No soy muy de hablar de temas sobre escritores o literatura, pero acabo de leer un artículo en La Vanguardia  compartido en los muros de compañeros de facebook, del que destaco el párrafo que sigue, y me han venido ganas de jugar.

«Otro pilar de la conversación giró en torno a la simbiosis entre literatura y marketing: “ahora la publicidad es parte del trabajo de escritor”, lamenta el escritor Eduardo Mendoza.
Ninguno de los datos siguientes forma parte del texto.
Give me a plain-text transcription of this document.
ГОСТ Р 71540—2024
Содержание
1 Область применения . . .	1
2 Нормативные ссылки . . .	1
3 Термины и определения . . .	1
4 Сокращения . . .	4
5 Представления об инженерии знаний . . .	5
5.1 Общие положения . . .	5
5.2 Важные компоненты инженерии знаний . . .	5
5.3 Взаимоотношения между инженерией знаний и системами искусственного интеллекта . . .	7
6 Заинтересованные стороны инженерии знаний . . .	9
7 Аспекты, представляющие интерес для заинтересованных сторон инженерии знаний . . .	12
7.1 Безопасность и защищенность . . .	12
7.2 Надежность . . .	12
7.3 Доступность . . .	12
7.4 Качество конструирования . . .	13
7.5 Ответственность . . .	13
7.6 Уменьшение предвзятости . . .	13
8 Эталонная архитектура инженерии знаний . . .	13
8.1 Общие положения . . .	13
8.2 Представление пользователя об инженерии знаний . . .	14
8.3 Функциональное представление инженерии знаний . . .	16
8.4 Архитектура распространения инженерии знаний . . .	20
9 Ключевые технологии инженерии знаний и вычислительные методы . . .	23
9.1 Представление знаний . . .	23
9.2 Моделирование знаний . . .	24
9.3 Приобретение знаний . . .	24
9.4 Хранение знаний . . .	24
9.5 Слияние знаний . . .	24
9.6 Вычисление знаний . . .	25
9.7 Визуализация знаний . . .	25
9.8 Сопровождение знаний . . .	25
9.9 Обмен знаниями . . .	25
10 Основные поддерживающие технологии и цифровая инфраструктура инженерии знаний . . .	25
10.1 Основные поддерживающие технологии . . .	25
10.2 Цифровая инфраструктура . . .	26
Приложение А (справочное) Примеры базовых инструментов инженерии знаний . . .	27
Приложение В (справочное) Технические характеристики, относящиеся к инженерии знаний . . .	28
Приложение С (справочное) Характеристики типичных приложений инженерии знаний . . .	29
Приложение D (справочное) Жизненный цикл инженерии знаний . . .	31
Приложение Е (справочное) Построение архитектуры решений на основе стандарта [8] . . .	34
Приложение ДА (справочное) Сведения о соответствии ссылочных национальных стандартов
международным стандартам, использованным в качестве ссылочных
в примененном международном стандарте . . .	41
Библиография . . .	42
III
La repercusión de esta moda de escritor-estrella mediática se hace patente también desde el otro lado: “la calidad de las novelas ya no es suficiente” reconoce la agente literaria Sandra Bruna, quien admite que han dejado de sacar títulos porque el autor no daba el perfil para salir en los medios: “¿pero es guapo?” le han llegado a preguntar sobre el autor de un manuscrito más que decente.»

He leído algunos de los comentarios que se han generado en los distintos muros y me he dado cuenta de que estos son debates y letanías que se repiten casi a diario entre algunos escritores: “no triunfa quien mejor escribe sino el que más vende”: hay que machacar publicitándonos, generando polémica, escribiendo consejos y recomendaciones, marcando terreno, haciendo de palmero/a, cepillando chaquetas, seduciendo, enseñando dientes…
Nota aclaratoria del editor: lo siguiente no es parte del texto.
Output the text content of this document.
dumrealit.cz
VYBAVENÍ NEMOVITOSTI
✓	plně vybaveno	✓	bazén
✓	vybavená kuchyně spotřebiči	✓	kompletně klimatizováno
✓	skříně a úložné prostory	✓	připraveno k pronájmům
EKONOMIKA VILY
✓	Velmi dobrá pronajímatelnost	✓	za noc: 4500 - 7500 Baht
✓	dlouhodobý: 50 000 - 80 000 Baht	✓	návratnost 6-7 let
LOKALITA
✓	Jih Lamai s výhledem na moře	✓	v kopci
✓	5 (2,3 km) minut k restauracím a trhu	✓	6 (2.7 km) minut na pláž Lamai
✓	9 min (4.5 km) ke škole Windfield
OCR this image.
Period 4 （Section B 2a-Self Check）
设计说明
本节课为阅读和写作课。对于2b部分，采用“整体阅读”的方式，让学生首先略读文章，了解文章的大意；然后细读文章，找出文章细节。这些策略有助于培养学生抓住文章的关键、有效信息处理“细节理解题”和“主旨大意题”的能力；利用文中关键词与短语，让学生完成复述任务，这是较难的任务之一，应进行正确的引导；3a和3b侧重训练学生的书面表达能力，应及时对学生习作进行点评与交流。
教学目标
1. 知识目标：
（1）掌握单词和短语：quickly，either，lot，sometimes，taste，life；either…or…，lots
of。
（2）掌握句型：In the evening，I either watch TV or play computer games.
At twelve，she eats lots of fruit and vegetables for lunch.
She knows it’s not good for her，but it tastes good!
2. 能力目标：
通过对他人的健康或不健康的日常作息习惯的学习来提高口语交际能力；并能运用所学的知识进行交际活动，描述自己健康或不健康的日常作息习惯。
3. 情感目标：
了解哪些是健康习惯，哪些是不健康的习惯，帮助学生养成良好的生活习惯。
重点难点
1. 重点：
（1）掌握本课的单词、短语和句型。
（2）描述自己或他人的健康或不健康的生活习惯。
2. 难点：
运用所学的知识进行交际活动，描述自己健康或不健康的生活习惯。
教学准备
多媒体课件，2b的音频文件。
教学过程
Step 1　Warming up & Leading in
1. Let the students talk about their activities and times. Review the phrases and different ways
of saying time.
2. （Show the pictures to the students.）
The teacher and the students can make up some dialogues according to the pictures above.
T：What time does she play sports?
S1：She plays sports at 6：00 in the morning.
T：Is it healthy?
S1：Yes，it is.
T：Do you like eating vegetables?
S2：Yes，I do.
Y al final resulta que, entre una parte muy importante del colectivo de juntapalabras, todo se reduce al consumo. Incluso desde posiciones abiertamente declaradas anticapitalistas y/o anarcolibertarias he visto emerger, como las setas después de quince días seguidos de lluvia a finales de agosto, papers, manuales, artículos, posts, cursos, talleres y también a infinidad de gurúes, mentores, coaches, trainers… dispuestos a indicarnos qué hacer, qué no hacer, a enseñarnos cómo hacerlo y acompañarnos para mejorar nuestros resultados. El virus se ha extendido: vender, vender y vender. Conseguir ventas. Apuntar hacia el target, disparar con pulso firme y el ojo sin parpadear puesto en el círculo rojo. Conseguir lectores que paguen por el sudor de nuestras neuronas… y cuantos más, mejor.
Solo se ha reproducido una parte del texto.